In the first form illustrated in FIG. 1, electrochemical unit system 1 includes a plurality of differential amplifiers 4 each connected by two inputs to the terminals of an electrochemical unit 2, so as to supply a voltage representative of the potential difference between the terminals of said electrochemical unit 2. These differential amplifiers 4 are connected, at output, to a multiplexer 5, the output of which is connected to an analogue-digital converter 6. Multiplexer 5 is then operated to select each differential amplifier 4 in sequence, so that the voltage representative of the potential difference present between the terminals of said electrochemical unit 2 to which it is connected, can be sent to analogue-digital converter 6. This converter then digitizes said voltage and sends it to a processor or CPU 3, which recovers all of the digitized representative voltages in order, subsequently, to interpret them.
In the second form, illustrated in FIG. 2, electrochemical unit system 10 includes a first MUX1 and a second MUX2 multiplexer 13, wherein the positive terminal of each unit 11 is connected to the input of the first multiplexer 13 and the negative terminal of each unit 11 is connected to the input of the second multiplexer. The output of each multiplexer 13 is connected to an input of a differential amplifier 12. The voltage representative of the potential difference between the terminals of an electrochemical unit 11 is measured by selecting, via the first and second multiplexers 13, the potentials that correspond to said electrochemical unit 11. These potentials are sent to differential amplifier 12 in order to supply said voltage representative of the potential difference. The measurement of the voltage representative of the potential difference between the terminals of the next electrochemical unit 11 is then sent to an analogue-digital converter 15. The latter then digitizes said voltage and sends it to a processor or CPU 14, which recovers all of the digitized representative voltages in order, subsequently, to interpret this data.
The drawback of these two forms is that they are asynchronous. In fact, the process used in these two forms performs the measurements one after the other. Consequently, in the case of a stack of electrochemical units that includes around a hundred electrochemical units, the voltage of the hundred electrochemical units has to be measured in order to obtain the voltage representative of all the electrochemical units in the stack. Consequently, before the voltage of the first electrochemical unit can be measured again, the representative voltage has to be measured for all the electrochemical units. The time interval between two representative voltage measurements of the same electrochemical unit is thus too long.

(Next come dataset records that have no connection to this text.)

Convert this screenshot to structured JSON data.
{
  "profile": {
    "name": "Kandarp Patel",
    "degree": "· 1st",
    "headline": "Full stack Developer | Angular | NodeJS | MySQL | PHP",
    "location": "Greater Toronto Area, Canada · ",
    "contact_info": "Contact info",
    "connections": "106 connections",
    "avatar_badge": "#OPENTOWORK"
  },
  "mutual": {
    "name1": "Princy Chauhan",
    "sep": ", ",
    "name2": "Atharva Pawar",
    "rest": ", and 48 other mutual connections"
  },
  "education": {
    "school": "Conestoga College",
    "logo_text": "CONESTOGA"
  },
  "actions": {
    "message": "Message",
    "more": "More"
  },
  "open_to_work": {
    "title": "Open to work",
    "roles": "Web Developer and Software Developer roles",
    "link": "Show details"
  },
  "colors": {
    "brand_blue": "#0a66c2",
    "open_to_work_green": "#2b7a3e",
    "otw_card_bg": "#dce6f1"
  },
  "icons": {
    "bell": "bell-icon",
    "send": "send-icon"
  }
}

Moreover, this method leads to a time lag between two voltage measurements of two contiguous electrochemical units. This means that it is not possible, at any determined time, to have the state of all of the electrochemical units, since the representative voltage of two contiguous electrochemical units has not been measured when the electrochemical units are in the same state, because a time lag has appeared. There therefore exists a risk that a voltage variation in one of the electrochemical units will not be detected and will cause damage to the system of electrochemical units. And even when a problem is detected, there is no way to tell which electrochemical unit is defective, since the voltage at the terminals of the units can vary according to operating conditions.